A afirmação que chamámos a título parece uma
provocação ou, então, pura demagogia. Tentaremos demonstrar que nem uma nem
outra opção corresponde ao sentido exato da afirmação e que, pelo contrário, na
verdade desta afirmação reside, de facto, a resposta antecipada para o tímido
progresso da humanidade em termos de humanidade.

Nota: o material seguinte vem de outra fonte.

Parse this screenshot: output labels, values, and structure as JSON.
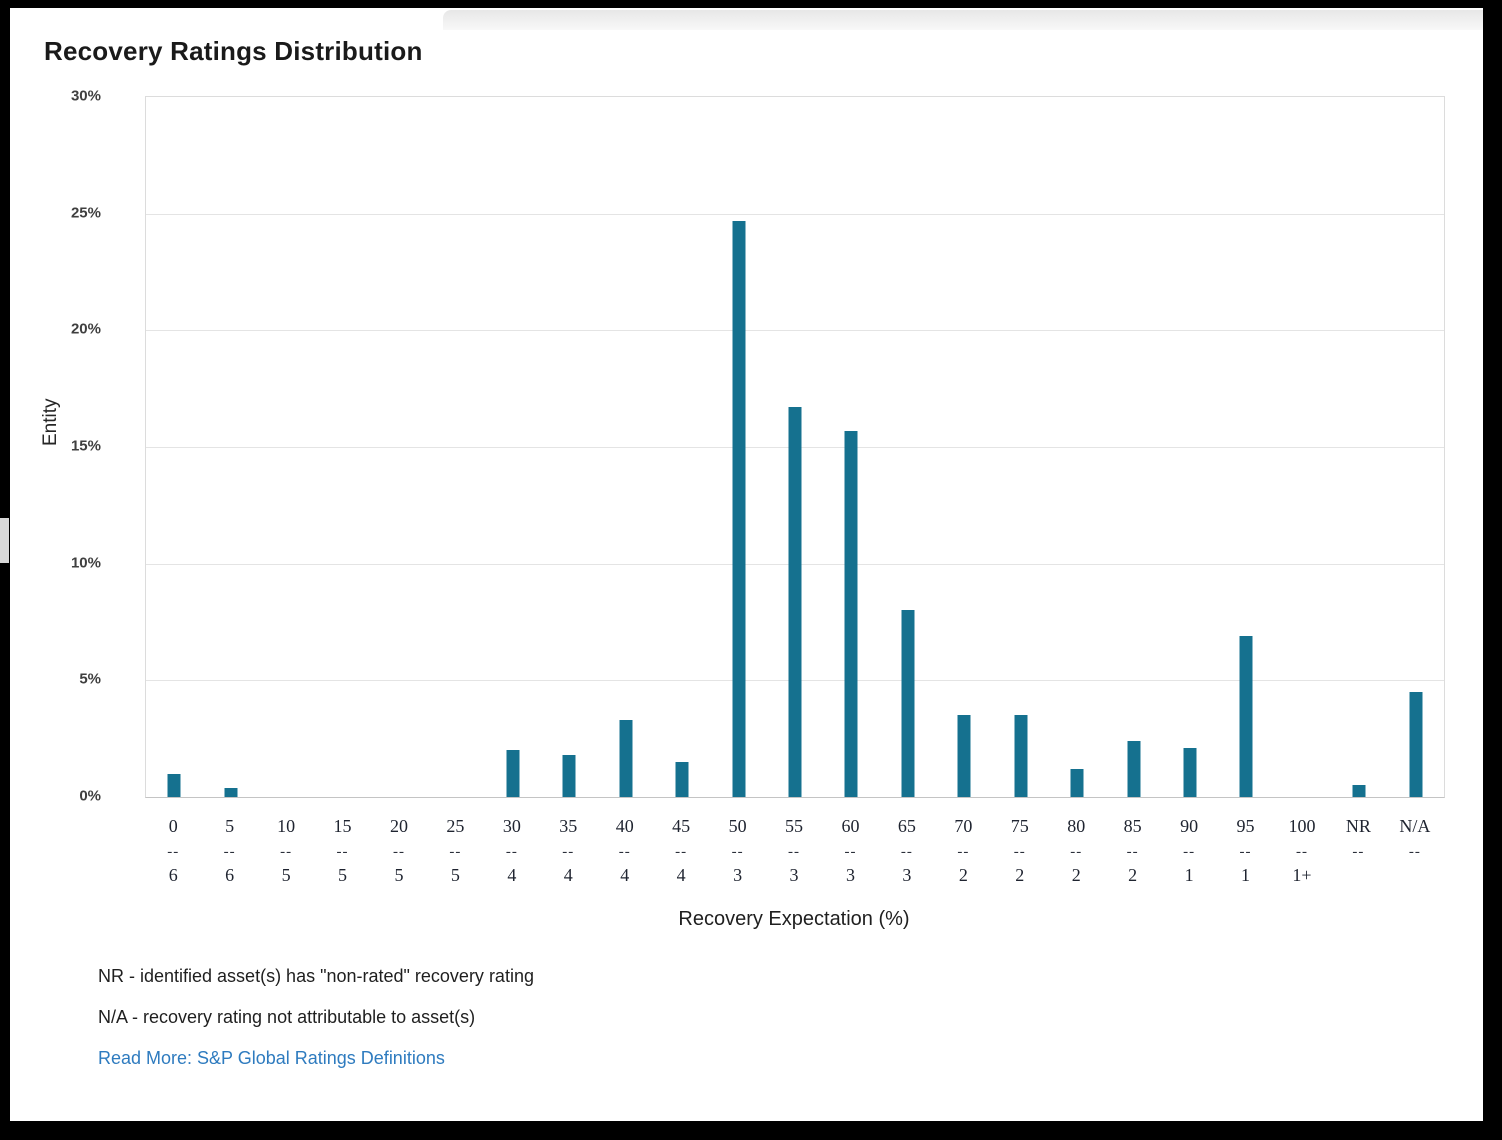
{
  "page": {
    "title": "Recovery Ratings Distribution"
  },
  "chart_data": {
    "type": "bar",
    "title": "Recovery Ratings Distribution",
    "xlabel": "Recovery Expectation (%)",
    "ylabel": "Entity",
    "ylim": [
      0,
      30
    ],
    "yticks": [
      "30%",
      "25%",
      "20%",
      "15%",
      "10%",
      "5%",
      "0%"
    ],
    "grid": true,
    "legend": "none",
    "categories": [
      "0",
      "5",
      "10",
      "15",
      "20",
      "25",
      "30",
      "35",
      "40",
      "45",
      "50",
      "55",
      "60",
      "65",
      "70",
      "75",
      "80",
      "85",
      "90",
      "95",
      "100",
      "NR",
      "N/A"
    ],
    "values": [
      1.0,
      0.4,
      0,
      0,
      0,
      0,
      2.0,
      1.8,
      3.3,
      1.5,
      24.7,
      16.7,
      15.7,
      8.0,
      3.5,
      3.5,
      1.2,
      2.4,
      2.1,
      6.9,
      0,
      0.5,
      4.5
    ],
    "label_separator": "--",
    "recovery_rating_row": [
      "6",
      "6",
      "5",
      "5",
      "5",
      "5",
      "4",
      "4",
      "4",
      "4",
      "3",
      "3",
      "3",
      "3",
      "2",
      "2",
      "2",
      "2",
      "1",
      "1",
      "1+",
      "",
      ""
    ]
  },
  "footnotes": {
    "nr": "NR - identified asset(s) has \"non-rated\" recovery rating",
    "na": "N/A - recovery rating not attributable to asset(s)",
    "read_more": "Read More: S&P Global Ratings Definitions"
  },
  "colors": {
    "bar": "#15718f",
    "link": "#2e7bbf",
    "title_text": "#1a1a1a"
  }
}
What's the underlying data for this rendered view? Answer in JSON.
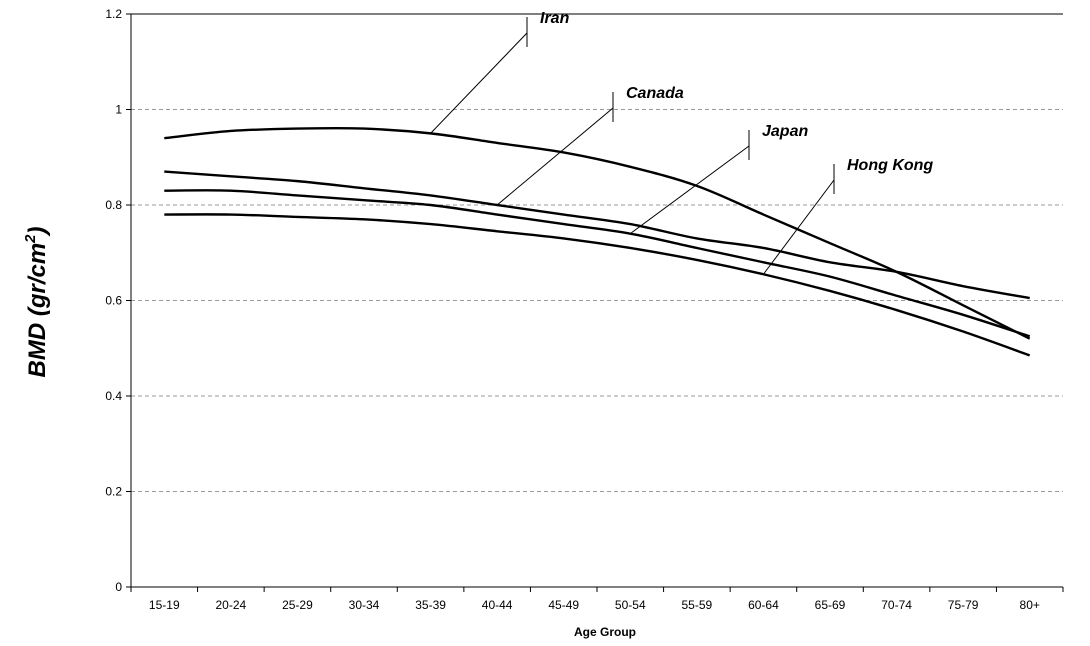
{
  "chart_data": {
    "type": "line",
    "xlabel": "Age Group",
    "ylabel": "BMD (gr/cm",
    "ylabel_sup": "2",
    "ylabel_close": ")",
    "categories": [
      "15-19",
      "20-24",
      "25-29",
      "30-34",
      "35-39",
      "40-44",
      "45-49",
      "50-54",
      "55-59",
      "60-64",
      "65-69",
      "70-74",
      "75-79",
      "80+"
    ],
    "ylim": [
      0,
      1.2
    ],
    "yticks": [
      "0",
      "0.2",
      "0.4",
      "0.6",
      "0.8",
      "1",
      "1.2"
    ],
    "grid": true,
    "series": [
      {
        "name": "Iran",
        "values": [
          0.94,
          0.955,
          0.96,
          0.96,
          0.95,
          0.93,
          0.91,
          0.88,
          0.84,
          0.78,
          0.72,
          0.66,
          0.59,
          0.52
        ]
      },
      {
        "name": "Canada",
        "values": [
          0.87,
          0.86,
          0.85,
          0.835,
          0.82,
          0.8,
          0.78,
          0.76,
          0.73,
          0.71,
          0.68,
          0.66,
          0.63,
          0.605
        ]
      },
      {
        "name": "Japan",
        "values": [
          0.83,
          0.83,
          0.82,
          0.81,
          0.8,
          0.78,
          0.76,
          0.74,
          0.71,
          0.68,
          0.65,
          0.61,
          0.57,
          0.525
        ]
      },
      {
        "name": "Hong Kong",
        "values": [
          0.78,
          0.78,
          0.775,
          0.77,
          0.76,
          0.745,
          0.73,
          0.71,
          0.685,
          0.655,
          0.62,
          0.58,
          0.535,
          0.485
        ]
      }
    ]
  }
}
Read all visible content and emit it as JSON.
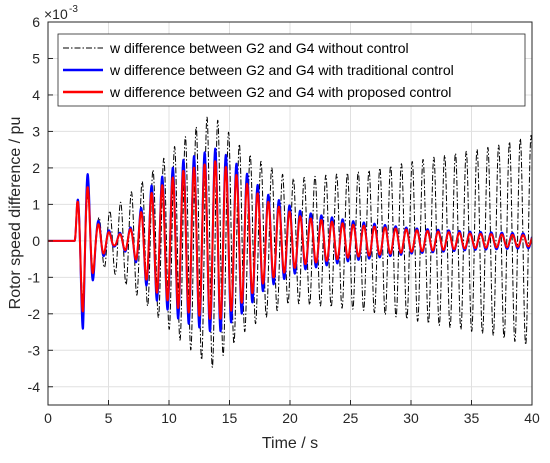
{
  "chart_data": {
    "type": "line",
    "xlabel": "Time / s",
    "ylabel": "Rotor speed difference / pu",
    "xlim": [
      0,
      40
    ],
    "ylim": [
      -4.5,
      6
    ],
    "y_scale_exponent_base": "×10",
    "y_scale_exponent_power": "-3",
    "x_ticks": [
      "0",
      "5",
      "10",
      "15",
      "20",
      "25",
      "30",
      "35",
      "40"
    ],
    "y_ticks": [
      "-4",
      "-3",
      "-2",
      "-1",
      "0",
      "1",
      "2",
      "3",
      "4",
      "5",
      "6"
    ],
    "grid": true,
    "legend_position": "top",
    "disturbance_time": 2.2,
    "series": [
      {
        "name": "w difference between G2 and G4 without control",
        "color": "#000000",
        "style": "dashdot",
        "frequency_hz": 1.12,
        "envelope": [
          [
            2.2,
            0
          ],
          [
            2.4,
            0.9
          ],
          [
            2.9,
            1.6
          ],
          [
            4.0,
            0.6
          ],
          [
            5.5,
            0.9
          ],
          [
            8.0,
            1.7
          ],
          [
            10.5,
            2.6
          ],
          [
            13.5,
            3.5
          ],
          [
            16.5,
            2.4
          ],
          [
            20.0,
            1.7
          ],
          [
            26.0,
            1.9
          ],
          [
            32.0,
            2.3
          ],
          [
            37.0,
            2.6
          ],
          [
            40.0,
            2.9
          ]
        ]
      },
      {
        "name": "w difference between G2 and G4 with traditional control",
        "color": "#0000ff",
        "style": "solid",
        "frequency_hz": 1.14,
        "envelope": [
          [
            2.2,
            0
          ],
          [
            2.4,
            1.0
          ],
          [
            2.9,
            2.5
          ],
          [
            4.0,
            0.6
          ],
          [
            5.5,
            0.15
          ],
          [
            7.0,
            0.4
          ],
          [
            8.5,
            1.5
          ],
          [
            11.0,
            2.2
          ],
          [
            14.0,
            2.55
          ],
          [
            16.0,
            2.0
          ],
          [
            18.0,
            1.3
          ],
          [
            21.0,
            0.8
          ],
          [
            25.0,
            0.55
          ],
          [
            30.0,
            0.35
          ],
          [
            35.0,
            0.25
          ],
          [
            40.0,
            0.2
          ]
        ]
      },
      {
        "name": "w difference between G2 and G4 with proposed control",
        "color": "#ff0000",
        "style": "solid",
        "frequency_hz": 1.14,
        "envelope": [
          [
            2.2,
            0
          ],
          [
            2.4,
            1.0
          ],
          [
            2.9,
            2.0
          ],
          [
            4.0,
            0.5
          ],
          [
            5.5,
            0.12
          ],
          [
            7.0,
            0.35
          ],
          [
            8.5,
            1.3
          ],
          [
            11.0,
            1.9
          ],
          [
            14.0,
            2.2
          ],
          [
            16.0,
            1.7
          ],
          [
            18.0,
            1.1
          ],
          [
            21.0,
            0.65
          ],
          [
            25.0,
            0.45
          ],
          [
            30.0,
            0.3
          ],
          [
            35.0,
            0.2
          ],
          [
            40.0,
            0.15
          ]
        ]
      }
    ]
  }
}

É muito frequente, em contexto de campanhas
eleitorais, ouvir falar dos movimentos progressistas, por oposição a outros, considerados
conservadores e reacionários. E a frequência da repetição da afirmação gera
insensibilidade e dificuldade em atravessar a neblina e descobrir a realidade
escondida. Não nos interessa, aqui, discutir os modelos de organização do Estado
ou as conceções económicas a que se pretende associar cada designação, mas
discutir um certo uso do termo 'progresso', que se vem consolidando, e que faz
crer que será progresso a dissolução da influência da moral na ação pública.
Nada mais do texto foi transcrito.